Outsourcing industry facing more immigration complexity

This week, President Trump is revisiting United States immigration policy.

The President signed an executive order on Tuesday to prevent immigration “fraud and abuse”:

“It’s America first—you better believe it,” Mr. Trump said during a speech at Snap-On Inc., a tool manufacturer in Kenosha, Wis., before signing an executive order that calls for a government-wide review aimed at stricter enforcement of immigration and other laws governing the entry of workers into the U.S.

A by-product of the Trump administration’s attempts at modifying immigrant labor regulation is a drop in H-1B applications for the first time in years:

The United States Citizenship and Immigration Services said Monday it had received 199,000 H-1B applications for the next fiscal year, according to the federal immigration agency. This is a steep decline from the 236,000 received last year and the 233,000 it received in 2015.

SFGate.com spoke with Martin Lawler, a Bay Area immigration attorney that suggests H-1B applications declined due to frustration. Applicants are selected at random and have to wait months to learn the final decision on their status.

Companies operating in US technology hubs like San Francisco have been complaining that these modifications will result in access to less qualified resources with math-based skills.

The biggest companies using H-1B visas are large Indian outsourcing firms like Tata, Cognizant, Infosys, Wipro, and Accenture. The Trump administration specifically called out Tata and Infosys as abusers of the existing program by supplying low-paid, low-skilled workers instead of the high-skill labor the program was designed to support.

The Trump administration is looking to raise the minimum salary requirements to issue a visa and would also like to place a limit on the number of employees with H-1B visas a company can hire. With these rules in place, Trump is expecting American companies will have no choice but to hire from the domestic labor pool.

Interestingly, even with all of the labor turmoil, Tata Consulting is reporting an actual rise in profits:

Mumbai-based TCS said profit in the fiscal fourth quarter ended March 31 stood at 66.08 billion rupees ($1.02 billion), up 4.2% from 63.41 billion rupees a year ago. That was just below the 66.23 billion rupees consensus estimate of analysts surveyed by Thomson Reuters. Revenue grew 4.2% to 296.42 billion rupees.

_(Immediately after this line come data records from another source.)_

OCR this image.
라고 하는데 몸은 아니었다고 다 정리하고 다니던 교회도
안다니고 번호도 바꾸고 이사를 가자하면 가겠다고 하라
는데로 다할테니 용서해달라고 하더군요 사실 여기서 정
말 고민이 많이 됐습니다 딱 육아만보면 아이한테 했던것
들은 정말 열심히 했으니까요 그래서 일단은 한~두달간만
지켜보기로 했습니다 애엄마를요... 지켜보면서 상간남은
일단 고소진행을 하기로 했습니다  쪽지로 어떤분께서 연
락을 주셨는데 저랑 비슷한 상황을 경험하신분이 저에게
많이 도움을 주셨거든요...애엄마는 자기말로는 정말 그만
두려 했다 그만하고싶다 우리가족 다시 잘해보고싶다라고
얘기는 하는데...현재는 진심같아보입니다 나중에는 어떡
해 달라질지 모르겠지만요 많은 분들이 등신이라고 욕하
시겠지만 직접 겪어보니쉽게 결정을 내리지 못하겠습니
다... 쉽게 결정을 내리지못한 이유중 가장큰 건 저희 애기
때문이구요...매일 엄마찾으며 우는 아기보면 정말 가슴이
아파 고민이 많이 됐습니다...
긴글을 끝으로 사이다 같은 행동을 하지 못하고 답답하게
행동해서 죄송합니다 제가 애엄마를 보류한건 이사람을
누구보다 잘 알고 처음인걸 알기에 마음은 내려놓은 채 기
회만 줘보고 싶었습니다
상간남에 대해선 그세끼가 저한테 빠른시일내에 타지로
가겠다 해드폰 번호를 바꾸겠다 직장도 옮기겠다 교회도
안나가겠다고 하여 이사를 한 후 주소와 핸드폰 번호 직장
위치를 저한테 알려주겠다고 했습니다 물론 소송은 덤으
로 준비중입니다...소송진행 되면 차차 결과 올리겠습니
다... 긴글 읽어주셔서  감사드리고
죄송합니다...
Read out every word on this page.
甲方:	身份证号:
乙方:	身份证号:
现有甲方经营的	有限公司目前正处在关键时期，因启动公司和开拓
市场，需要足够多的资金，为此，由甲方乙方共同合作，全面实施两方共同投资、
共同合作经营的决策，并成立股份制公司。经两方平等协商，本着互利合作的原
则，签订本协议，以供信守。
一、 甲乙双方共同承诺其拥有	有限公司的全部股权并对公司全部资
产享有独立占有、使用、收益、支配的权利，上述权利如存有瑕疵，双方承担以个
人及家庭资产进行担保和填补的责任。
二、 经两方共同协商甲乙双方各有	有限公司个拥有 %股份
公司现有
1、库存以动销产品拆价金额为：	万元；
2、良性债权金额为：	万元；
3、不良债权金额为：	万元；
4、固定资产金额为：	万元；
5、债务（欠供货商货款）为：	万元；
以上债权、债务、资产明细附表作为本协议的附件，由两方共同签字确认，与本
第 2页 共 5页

As the President refines his immigration policy, will Tata and its competitors be able to maintain growth? More importantly, is President Trump taking actions that will help the US economy in the long run by giving US workers (potentially) more opportunities, or will these decisions ultimately inhibit economic growth?

Update: Epilogue 

The Atlantic published an article detailing how a “buy American” strategy could backfire economically:

Laura Tyson, a professor at Berkeley’s Haas School of Business who chaired President Clinton’s Council of Economic Advisors, described much the same fundamental problem with the policy. “For every dollar spent, the amount you get for that dollar is going to depend on the price you have to pay,” she explained. “This kind of policy will reduce competition and raise the price of the product. So, instead of a global set of suppliers competing for U.S. government contracts, only U.S. suppliers will compete. And in some product areas, there won’t be a large number of U.S. suppliers, and [they] may not have the superior products or the superior technology. So, in those cases, both the quality and the price of the product that the government faces with a limited budget to spend on procurement will actually deteriorate.”

The critiques seem to focus on government procurement and explains that by closing bids to foreign companies, products and services will cost more and potentially provide inferior solutions.